Where this points next

Training produces a checkpoint; the checkpoint's whole reason to exist is to be served. Lesson 11 picks up exactly there: the trained weights now have to answer live requests under a latency SLO, which is a completely different shape from the synchronized lockstep of training. Where Train fans out replicas to agree on one gradient, Serve fans out replicas to handle independent requests, and the central knob flips from "allreduce overhead" to "how long do I wait to batch requests before the GPU is full." The handoff object is the same Checkpoint you just produced.

Takeaway
Data-parallel training is one tight shape: N ranks, each a full model replica on its own GPU, each on a different data shard, synchronizing gradients every step via ring-allreduce (cost ≈ 2 × model_bytes per rank, near-constant in N). Ray Train wraps it — TorchTrainer + ScalingConfig launch the ranks, prepare_model wires DDP, get_dataset_shard is the Ray Data → Train handoff, and report(..., checkpoint=...) gives metrics plus the snapshot that makes worker failure recoverable.
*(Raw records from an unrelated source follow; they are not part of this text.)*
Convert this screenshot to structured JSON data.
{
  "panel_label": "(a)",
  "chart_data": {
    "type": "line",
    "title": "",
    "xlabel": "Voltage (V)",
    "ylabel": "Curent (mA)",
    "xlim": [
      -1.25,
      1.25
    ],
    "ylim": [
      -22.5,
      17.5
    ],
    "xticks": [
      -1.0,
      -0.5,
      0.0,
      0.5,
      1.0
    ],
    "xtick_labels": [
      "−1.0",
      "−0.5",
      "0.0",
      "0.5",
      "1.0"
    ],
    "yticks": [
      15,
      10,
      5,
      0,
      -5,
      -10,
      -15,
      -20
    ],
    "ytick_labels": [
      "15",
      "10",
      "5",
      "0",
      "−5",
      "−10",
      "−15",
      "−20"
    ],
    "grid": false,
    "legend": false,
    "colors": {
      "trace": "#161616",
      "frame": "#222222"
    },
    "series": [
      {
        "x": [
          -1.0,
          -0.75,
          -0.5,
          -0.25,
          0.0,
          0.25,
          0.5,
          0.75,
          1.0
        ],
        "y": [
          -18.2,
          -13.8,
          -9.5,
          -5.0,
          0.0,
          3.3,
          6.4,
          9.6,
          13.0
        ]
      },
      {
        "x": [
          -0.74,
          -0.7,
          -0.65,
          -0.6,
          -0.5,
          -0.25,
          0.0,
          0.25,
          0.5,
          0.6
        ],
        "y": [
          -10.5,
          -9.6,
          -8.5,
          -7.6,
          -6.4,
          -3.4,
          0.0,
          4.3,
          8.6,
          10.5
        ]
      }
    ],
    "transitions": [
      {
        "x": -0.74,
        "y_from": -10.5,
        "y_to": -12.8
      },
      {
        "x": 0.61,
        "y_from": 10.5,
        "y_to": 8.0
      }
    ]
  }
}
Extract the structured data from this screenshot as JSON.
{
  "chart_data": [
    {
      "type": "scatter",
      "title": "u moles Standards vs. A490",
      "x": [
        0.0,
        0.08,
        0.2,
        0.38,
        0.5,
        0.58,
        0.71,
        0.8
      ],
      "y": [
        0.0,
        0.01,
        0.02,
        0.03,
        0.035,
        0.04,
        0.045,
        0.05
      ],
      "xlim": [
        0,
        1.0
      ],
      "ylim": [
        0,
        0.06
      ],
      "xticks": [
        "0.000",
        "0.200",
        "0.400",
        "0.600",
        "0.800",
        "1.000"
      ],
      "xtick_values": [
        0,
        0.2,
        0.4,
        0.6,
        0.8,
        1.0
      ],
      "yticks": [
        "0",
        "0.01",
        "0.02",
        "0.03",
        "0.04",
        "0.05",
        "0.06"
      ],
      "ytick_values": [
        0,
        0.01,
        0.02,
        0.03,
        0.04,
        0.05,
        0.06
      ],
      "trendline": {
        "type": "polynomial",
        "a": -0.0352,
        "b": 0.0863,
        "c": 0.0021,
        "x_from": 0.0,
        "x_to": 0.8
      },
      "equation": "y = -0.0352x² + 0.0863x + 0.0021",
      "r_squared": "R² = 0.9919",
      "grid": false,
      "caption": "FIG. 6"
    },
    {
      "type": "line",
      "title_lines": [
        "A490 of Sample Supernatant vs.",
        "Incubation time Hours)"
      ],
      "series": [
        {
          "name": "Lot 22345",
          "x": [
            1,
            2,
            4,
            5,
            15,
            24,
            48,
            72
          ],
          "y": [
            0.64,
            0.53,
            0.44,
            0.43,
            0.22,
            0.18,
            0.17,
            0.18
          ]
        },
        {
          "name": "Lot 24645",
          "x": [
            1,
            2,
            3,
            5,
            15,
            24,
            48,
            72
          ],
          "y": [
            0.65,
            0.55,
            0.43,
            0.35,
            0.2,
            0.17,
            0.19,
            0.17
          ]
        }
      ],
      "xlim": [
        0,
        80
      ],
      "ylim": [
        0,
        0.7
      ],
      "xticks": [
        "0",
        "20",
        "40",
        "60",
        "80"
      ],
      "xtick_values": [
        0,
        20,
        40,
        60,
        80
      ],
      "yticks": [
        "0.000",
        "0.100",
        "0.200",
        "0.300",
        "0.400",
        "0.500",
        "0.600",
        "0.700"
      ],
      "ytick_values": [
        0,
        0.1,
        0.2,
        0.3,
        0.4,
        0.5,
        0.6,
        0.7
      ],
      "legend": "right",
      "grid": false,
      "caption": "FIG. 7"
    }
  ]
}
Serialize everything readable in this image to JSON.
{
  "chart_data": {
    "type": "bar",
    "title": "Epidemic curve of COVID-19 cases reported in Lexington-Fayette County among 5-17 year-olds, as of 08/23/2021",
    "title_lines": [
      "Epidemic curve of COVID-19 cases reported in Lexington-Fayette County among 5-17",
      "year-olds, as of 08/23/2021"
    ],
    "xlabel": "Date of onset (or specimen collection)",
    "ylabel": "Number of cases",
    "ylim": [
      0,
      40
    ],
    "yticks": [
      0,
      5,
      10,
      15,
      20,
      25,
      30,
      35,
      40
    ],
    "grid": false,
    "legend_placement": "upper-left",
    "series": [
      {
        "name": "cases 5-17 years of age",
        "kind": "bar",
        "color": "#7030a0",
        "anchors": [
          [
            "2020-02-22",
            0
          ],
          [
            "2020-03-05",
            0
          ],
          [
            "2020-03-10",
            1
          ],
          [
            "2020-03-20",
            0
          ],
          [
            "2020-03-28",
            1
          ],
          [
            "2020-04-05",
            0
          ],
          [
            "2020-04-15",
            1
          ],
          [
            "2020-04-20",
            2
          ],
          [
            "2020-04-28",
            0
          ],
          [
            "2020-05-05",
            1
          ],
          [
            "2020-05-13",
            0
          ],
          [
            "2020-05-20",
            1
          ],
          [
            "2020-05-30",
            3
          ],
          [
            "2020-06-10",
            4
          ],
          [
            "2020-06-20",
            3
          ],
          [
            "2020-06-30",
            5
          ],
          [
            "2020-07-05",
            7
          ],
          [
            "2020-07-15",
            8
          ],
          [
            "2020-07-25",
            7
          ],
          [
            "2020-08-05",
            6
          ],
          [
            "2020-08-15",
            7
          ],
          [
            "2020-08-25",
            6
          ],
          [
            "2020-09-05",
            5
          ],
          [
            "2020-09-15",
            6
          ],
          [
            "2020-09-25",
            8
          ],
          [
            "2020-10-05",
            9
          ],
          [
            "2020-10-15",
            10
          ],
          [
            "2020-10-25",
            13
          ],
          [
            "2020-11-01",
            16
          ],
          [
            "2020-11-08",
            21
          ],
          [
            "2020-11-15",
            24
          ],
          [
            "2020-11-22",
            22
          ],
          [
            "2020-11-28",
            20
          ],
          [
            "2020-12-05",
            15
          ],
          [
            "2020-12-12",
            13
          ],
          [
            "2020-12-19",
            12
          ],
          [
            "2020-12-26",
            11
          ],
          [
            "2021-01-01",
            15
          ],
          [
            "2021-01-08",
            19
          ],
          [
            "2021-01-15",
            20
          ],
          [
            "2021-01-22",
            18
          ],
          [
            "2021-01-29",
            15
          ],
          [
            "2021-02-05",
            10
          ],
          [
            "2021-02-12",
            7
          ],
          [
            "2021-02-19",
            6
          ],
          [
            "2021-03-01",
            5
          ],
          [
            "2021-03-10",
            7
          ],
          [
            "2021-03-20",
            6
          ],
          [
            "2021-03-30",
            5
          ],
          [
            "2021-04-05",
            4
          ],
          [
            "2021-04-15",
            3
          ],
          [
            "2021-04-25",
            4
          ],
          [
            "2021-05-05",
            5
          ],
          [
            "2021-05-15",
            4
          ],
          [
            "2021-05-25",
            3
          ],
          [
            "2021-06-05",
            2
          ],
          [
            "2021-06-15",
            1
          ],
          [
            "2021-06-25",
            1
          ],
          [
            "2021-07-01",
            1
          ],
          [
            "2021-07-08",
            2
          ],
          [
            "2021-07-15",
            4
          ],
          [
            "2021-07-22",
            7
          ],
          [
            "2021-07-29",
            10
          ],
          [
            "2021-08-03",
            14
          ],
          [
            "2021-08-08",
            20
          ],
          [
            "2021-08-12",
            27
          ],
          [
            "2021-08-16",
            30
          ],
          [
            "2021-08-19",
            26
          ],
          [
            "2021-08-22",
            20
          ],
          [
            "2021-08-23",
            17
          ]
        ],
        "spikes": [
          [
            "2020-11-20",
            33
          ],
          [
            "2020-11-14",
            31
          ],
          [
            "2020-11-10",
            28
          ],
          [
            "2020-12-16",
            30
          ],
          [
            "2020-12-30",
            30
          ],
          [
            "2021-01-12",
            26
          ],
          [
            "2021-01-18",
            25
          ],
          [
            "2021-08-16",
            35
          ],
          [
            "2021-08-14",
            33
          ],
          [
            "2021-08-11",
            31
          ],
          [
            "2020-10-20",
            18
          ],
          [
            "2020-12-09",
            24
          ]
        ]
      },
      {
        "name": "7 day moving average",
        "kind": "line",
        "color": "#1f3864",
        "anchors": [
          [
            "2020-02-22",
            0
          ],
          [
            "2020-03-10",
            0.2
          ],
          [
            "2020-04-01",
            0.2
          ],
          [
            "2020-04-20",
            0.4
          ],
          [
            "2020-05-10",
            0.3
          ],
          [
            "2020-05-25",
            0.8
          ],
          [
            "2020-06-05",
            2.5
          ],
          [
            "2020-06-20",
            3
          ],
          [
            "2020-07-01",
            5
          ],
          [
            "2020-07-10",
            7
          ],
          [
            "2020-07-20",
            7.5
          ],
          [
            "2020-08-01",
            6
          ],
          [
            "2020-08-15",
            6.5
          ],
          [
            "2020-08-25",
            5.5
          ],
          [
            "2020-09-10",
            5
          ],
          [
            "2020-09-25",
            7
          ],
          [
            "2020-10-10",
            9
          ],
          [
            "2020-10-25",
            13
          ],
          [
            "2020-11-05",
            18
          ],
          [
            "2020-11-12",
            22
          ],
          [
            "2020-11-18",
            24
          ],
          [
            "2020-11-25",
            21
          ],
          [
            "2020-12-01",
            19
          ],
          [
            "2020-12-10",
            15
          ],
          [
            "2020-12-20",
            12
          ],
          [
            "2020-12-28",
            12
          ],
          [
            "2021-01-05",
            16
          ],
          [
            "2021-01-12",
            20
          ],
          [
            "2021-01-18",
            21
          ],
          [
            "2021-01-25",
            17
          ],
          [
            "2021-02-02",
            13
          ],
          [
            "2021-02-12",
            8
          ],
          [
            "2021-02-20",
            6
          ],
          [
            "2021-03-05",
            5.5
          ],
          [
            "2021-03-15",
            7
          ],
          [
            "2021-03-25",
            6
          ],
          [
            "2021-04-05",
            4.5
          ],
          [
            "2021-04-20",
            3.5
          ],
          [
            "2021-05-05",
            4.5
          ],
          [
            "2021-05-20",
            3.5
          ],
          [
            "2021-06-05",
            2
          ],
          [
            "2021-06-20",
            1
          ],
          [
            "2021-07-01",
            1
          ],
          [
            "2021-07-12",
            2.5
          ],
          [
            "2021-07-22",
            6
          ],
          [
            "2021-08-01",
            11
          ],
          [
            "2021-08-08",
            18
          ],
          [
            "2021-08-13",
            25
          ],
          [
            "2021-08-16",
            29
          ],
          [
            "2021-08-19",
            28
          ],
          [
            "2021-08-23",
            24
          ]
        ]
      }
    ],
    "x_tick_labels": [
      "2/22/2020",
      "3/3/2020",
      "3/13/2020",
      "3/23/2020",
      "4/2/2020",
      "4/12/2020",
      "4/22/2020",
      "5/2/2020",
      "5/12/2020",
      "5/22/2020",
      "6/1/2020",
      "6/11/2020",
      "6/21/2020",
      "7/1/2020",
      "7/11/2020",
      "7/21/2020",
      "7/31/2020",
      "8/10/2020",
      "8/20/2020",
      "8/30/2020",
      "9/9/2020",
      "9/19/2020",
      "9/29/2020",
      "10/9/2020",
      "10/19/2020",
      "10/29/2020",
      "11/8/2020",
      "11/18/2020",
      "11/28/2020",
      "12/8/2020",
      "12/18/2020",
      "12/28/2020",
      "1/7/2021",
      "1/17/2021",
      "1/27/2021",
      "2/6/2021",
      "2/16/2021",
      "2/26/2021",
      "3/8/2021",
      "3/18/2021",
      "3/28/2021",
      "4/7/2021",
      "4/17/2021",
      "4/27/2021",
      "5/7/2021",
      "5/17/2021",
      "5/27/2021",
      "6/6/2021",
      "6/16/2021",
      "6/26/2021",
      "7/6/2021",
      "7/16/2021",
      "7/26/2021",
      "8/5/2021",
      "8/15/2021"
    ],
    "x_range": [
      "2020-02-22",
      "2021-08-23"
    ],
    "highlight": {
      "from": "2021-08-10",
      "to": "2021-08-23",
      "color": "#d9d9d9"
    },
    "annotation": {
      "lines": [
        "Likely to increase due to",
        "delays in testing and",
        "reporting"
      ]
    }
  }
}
The governing trade-off is scaling efficiency = compute/(compute+comm), and the interconnect sets the knee: the same job runs at 97% on NVLink and 11% on 10 GbE. Data parallelism scales throughput, never capacity — when the model itself doesn't fit (a 70B model needs ~1.1 TB), you hit the memory wall and must partition with tensor/pipeline parallelism. And checkpoint frequency is a real cost balance, optimal near √(2 × cost × MTBF), not "every epoch" by habit.